Iris: What are you reading right now?
Heidi: I just started Feel Free: Essays by Zadie Smith, and I recently finished A Year in the Wilderness: Bearing Witness in the Boundary Waters by Dave and Amy Freeman and Braving the Wilderness by Brene Brown. Oh, and The Sun and Her Flowers by Rupi Kaur. And The Light of the World by Elizabeth Alexander. I will stop before this list gets too long….I read… a lot of books.
Iris: Any last things you want to share with us today?

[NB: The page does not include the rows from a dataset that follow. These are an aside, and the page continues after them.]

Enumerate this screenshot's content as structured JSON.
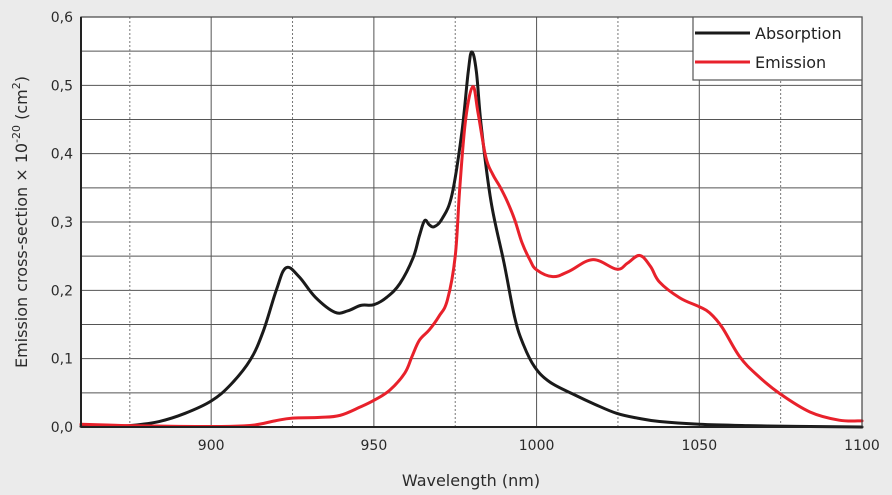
{
  "chart_data": {
    "type": "line",
    "title": "",
    "xlabel": "Wavelength (nm)",
    "ylabel": {
      "prefix": "Emission cross-section × 10",
      "exponent": "-20",
      "unit_open": " (cm",
      "unit_exp": "2",
      "unit_close": ")"
    },
    "xlim": [
      860,
      1100
    ],
    "ylim": [
      0,
      0.6
    ],
    "x_ticks": [
      900,
      950,
      1000,
      1050,
      1100
    ],
    "x_tick_labels": [
      "900",
      "950",
      "1000",
      "1050",
      "1100"
    ],
    "x_minor_dotted": [
      875,
      925,
      975,
      1025,
      1075
    ],
    "y_ticks": [
      0,
      0.1,
      0.2,
      0.3,
      0.4,
      0.5,
      0.6
    ],
    "y_tick_labels": [
      "0,0",
      "0,1",
      "0,2",
      "0,3",
      "0,4",
      "0,5",
      "0,6"
    ],
    "y_minor": [
      0.05,
      0.15,
      0.25,
      0.35,
      0.45,
      0.55
    ],
    "grid": true,
    "legend_position": "top-right",
    "series": [
      {
        "name": "Absorption",
        "color": "#1a1a1a",
        "x": [
          860,
          870,
          875,
          884,
          892,
          900,
          906,
          912,
          916,
          920,
          923,
          927,
          932,
          938,
          942,
          946,
          950,
          954,
          958,
          962,
          964,
          965.6,
          967,
          968.5,
          971,
          974,
          977,
          979,
          980.1,
          981.5,
          983,
          986,
          990,
          993.3,
          996,
          999.4,
          1004,
          1011.7,
          1018,
          1024.6,
          1031,
          1037.8,
          1050,
          1065,
          1080,
          1100
        ],
        "y": [
          0.001,
          0.001,
          0.002,
          0.008,
          0.02,
          0.038,
          0.062,
          0.098,
          0.14,
          0.2,
          0.233,
          0.22,
          0.19,
          0.168,
          0.17,
          0.178,
          0.179,
          0.19,
          0.21,
          0.247,
          0.28,
          0.302,
          0.296,
          0.293,
          0.305,
          0.34,
          0.43,
          0.52,
          0.549,
          0.52,
          0.44,
          0.33,
          0.24,
          0.16,
          0.12,
          0.088,
          0.066,
          0.047,
          0.033,
          0.02,
          0.013,
          0.008,
          0.004,
          0.002,
          0.001,
          0.0
        ]
      },
      {
        "name": "Emission",
        "color": "#e8212b",
        "x": [
          860,
          868,
          875,
          890,
          905.7,
          913.4,
          919.6,
          925,
          933.4,
          939.6,
          945.7,
          950,
          954.9,
          959.5,
          961.7,
          964,
          967,
          970,
          972.6,
          975,
          976.4,
          978.2,
          980.4,
          982,
          984.4,
          986.5,
          988.7,
          991,
          993.3,
          995.5,
          997.9,
          1000,
          1005,
          1010,
          1017.3,
          1024.6,
          1028,
          1031.7,
          1035,
          1037.8,
          1044,
          1050,
          1053.2,
          1057,
          1062.4,
          1068,
          1074.7,
          1084,
          1093,
          1100
        ],
        "y": [
          0.004,
          0.003,
          0.002,
          0.001,
          0.001,
          0.003,
          0.009,
          0.013,
          0.014,
          0.017,
          0.029,
          0.039,
          0.054,
          0.079,
          0.103,
          0.127,
          0.142,
          0.162,
          0.186,
          0.25,
          0.35,
          0.45,
          0.498,
          0.46,
          0.395,
          0.37,
          0.352,
          0.33,
          0.303,
          0.27,
          0.245,
          0.23,
          0.22,
          0.228,
          0.245,
          0.231,
          0.24,
          0.251,
          0.235,
          0.212,
          0.189,
          0.176,
          0.167,
          0.146,
          0.103,
          0.075,
          0.049,
          0.022,
          0.01,
          0.009
        ]
      }
    ]
  }
}
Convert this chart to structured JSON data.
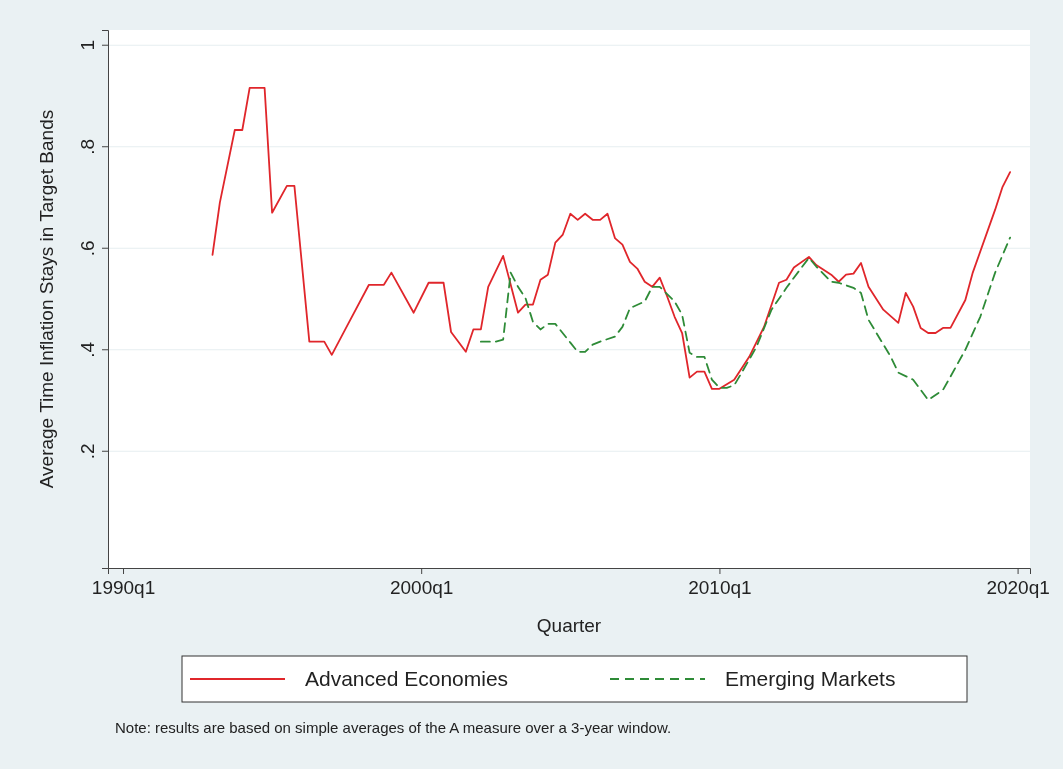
{
  "chart_data": {
    "type": "line",
    "xlabel": "Quarter",
    "ylabel": "Average Time Inflation Stays in Target Bands",
    "xlim": [
      "1989-07",
      "2020-06"
    ],
    "xticks": [
      {
        "value": "1990-01",
        "label": "1990q1"
      },
      {
        "value": "2000-01",
        "label": "2000q1"
      },
      {
        "value": "2010-01",
        "label": "2010q1"
      },
      {
        "value": "2020-01",
        "label": "2020q1"
      }
    ],
    "ylim": [
      -0.03,
      1.03
    ],
    "yticks": [
      {
        "value": 0.2,
        "label": ".2"
      },
      {
        "value": 0.4,
        "label": ".4"
      },
      {
        "value": 0.6,
        "label": ".6"
      },
      {
        "value": 0.8,
        "label": ".8"
      },
      1
    ],
    "grid": "y",
    "legend": "bottom",
    "marker": "none",
    "annotations": [
      "Note: results are based on simple averages of the A measure over a 3-year window."
    ],
    "series": [
      {
        "name": "Advanced Economies",
        "color": "#e0262b",
        "line_style": "solid",
        "x": [
          "1993-01",
          "1993-04",
          "1993-10",
          "1994-01",
          "1994-04",
          "1994-10",
          "1995-01",
          "1995-07",
          "1995-10",
          "1996-04",
          "1996-10",
          "1997-01",
          "1997-07",
          "1998-04",
          "1998-10",
          "1999-01",
          "1999-10",
          "2000-04",
          "2000-10",
          "2001-01",
          "2001-07",
          "2001-10",
          "2002-01",
          "2002-04",
          "2002-10",
          "2003-04",
          "2003-07",
          "2003-10",
          "2004-01",
          "2004-04",
          "2004-07",
          "2004-10",
          "2005-01",
          "2005-04",
          "2005-07",
          "2005-10",
          "2006-01",
          "2006-04",
          "2006-07",
          "2006-10",
          "2007-01",
          "2007-04",
          "2007-07",
          "2007-10",
          "2008-01",
          "2008-04",
          "2008-07",
          "2008-10",
          "2009-01",
          "2009-04",
          "2009-07",
          "2009-10",
          "2010-01",
          "2010-07",
          "2011-01",
          "2011-07",
          "2012-01",
          "2012-04",
          "2012-07",
          "2013-01",
          "2013-04",
          "2013-10",
          "2014-01",
          "2014-04",
          "2014-07",
          "2014-10",
          "2015-01",
          "2015-07",
          "2016-01",
          "2016-04",
          "2016-07",
          "2016-10",
          "2017-01",
          "2017-04",
          "2017-07",
          "2017-10",
          "2018-04",
          "2018-07",
          "2019-04",
          "2019-07",
          "2019-10"
        ],
        "values": [
          0.587,
          0.69,
          0.833,
          0.833,
          0.916,
          0.916,
          0.67,
          0.723,
          0.723,
          0.416,
          0.416,
          0.39,
          0.445,
          0.528,
          0.528,
          0.552,
          0.473,
          0.532,
          0.532,
          0.435,
          0.396,
          0.44,
          0.44,
          0.524,
          0.585,
          0.473,
          0.489,
          0.489,
          0.538,
          0.548,
          0.611,
          0.627,
          0.668,
          0.656,
          0.668,
          0.656,
          0.656,
          0.668,
          0.62,
          0.607,
          0.573,
          0.56,
          0.534,
          0.524,
          0.542,
          0.505,
          0.465,
          0.433,
          0.345,
          0.357,
          0.357,
          0.323,
          0.323,
          0.341,
          0.386,
          0.445,
          0.532,
          0.538,
          0.562,
          0.583,
          0.567,
          0.548,
          0.534,
          0.548,
          0.55,
          0.571,
          0.524,
          0.479,
          0.453,
          0.512,
          0.485,
          0.443,
          0.433,
          0.433,
          0.443,
          0.443,
          0.498,
          0.552,
          0.676,
          0.721,
          0.75
        ]
      },
      {
        "name": "Emerging Markets",
        "color": "#2e8b37",
        "line_style": "dashed",
        "x": [
          "2002-01",
          "2002-07",
          "2002-10",
          "2003-01",
          "2003-04",
          "2003-07",
          "2003-10",
          "2004-01",
          "2004-04",
          "2004-07",
          "2005-01",
          "2005-04",
          "2005-07",
          "2005-10",
          "2006-01",
          "2006-07",
          "2006-10",
          "2007-01",
          "2007-07",
          "2007-10",
          "2008-01",
          "2008-07",
          "2008-10",
          "2009-01",
          "2009-04",
          "2009-07",
          "2009-10",
          "2010-01",
          "2010-04",
          "2010-07",
          "2010-10",
          "2011-04",
          "2011-10",
          "2012-04",
          "2012-07",
          "2013-01",
          "2013-04",
          "2013-10",
          "2014-01",
          "2014-07",
          "2014-10",
          "2015-01",
          "2015-10",
          "2016-01",
          "2016-07",
          "2017-01",
          "2017-07",
          "2017-10",
          "2018-04",
          "2018-10",
          "2019-04",
          "2019-10"
        ],
        "values": [
          0.416,
          0.416,
          0.42,
          0.552,
          0.524,
          0.502,
          0.455,
          0.44,
          0.451,
          0.451,
          0.414,
          0.396,
          0.396,
          0.41,
          0.416,
          0.426,
          0.445,
          0.482,
          0.495,
          0.524,
          0.524,
          0.495,
          0.469,
          0.394,
          0.386,
          0.386,
          0.341,
          0.325,
          0.325,
          0.33,
          0.355,
          0.406,
          0.479,
          0.522,
          0.542,
          0.581,
          0.564,
          0.534,
          0.532,
          0.522,
          0.512,
          0.459,
          0.386,
          0.355,
          0.341,
          0.301,
          0.321,
          0.347,
          0.4,
          0.465,
          0.552,
          0.621
        ]
      }
    ]
  }
}
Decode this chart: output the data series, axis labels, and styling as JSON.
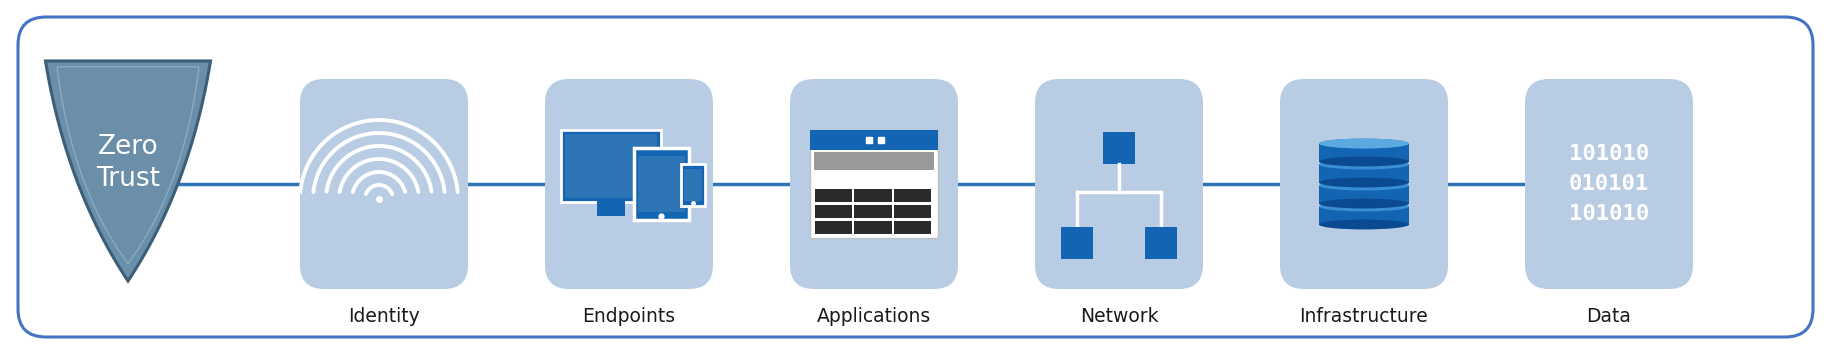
{
  "bg_color": "#ffffff",
  "outer_box_edge_color": "#4472c4",
  "box_fill_color": "#b8cce4",
  "shield_fill_color": "#6b8fa8",
  "shield_edge_color": "#3a5f78",
  "shield_inner_edge": "#8aacbf",
  "line_color": "#2e75b6",
  "icon_blue": "#1464b4",
  "icon_blue2": "#2e75b6",
  "icon_white": "#ffffff",
  "text_color": "#1a1a1a",
  "shield_text_color": "#ffffff",
  "pillars": [
    "Identity",
    "Endpoints",
    "Applications",
    "Network",
    "Infrastructure",
    "Data"
  ],
  "shield_label": "Zero\nTrust",
  "data_text": "101010\n010101\n101010",
  "label_fontsize": 13.5,
  "shield_fontsize": 19,
  "data_fontsize": 16
}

Heidi: A fellow Minnesota author and I (Ellie Roscher) just finished a manuscript for a book that I’m really excited about called 12 Tiny Things: Nourishing Our Roots. It’s about the fact that our culture tends to tell us that bigger is better; more is always desirable; it’s all or nothing. But when we look under the rug, when we go deep into the roots, and when we take the time to figure out what drives our actions, we find that it’s often the tiny things that seem insignificant that make all the difference — they have the power to provide a foundation of beauty from which we can carve our own version of the good life. Tiny things, like taking a deep breath or figuring out what we really want to drink in the morning, when practiced with intention, have the power to give life like nothing else can. The idea behind the book is that living a life that feels right and good is not about chasing happiness or climbing the ladder to what someone else has defined as success. It’s about noticing, feeling, claiming, and sometimes letting go of the things we think will bring us contentment and satisfaction. It’s a ways out from publication, but we started a Facebook Community group in January, and we are taking this next year to work through the twelve themes that define the chapters of the book. (All are welcome to join!)
I also have a book coming out in spring 2019 via Homebound Publications called What Comes Next: Between Beauty and Destruction – it’s about what I learned from losing what I thought was a really steady job. My hope is that telling my story openly will help others who have gone or are going through something similar. I just turned in the final draft to my publisher, so off we go!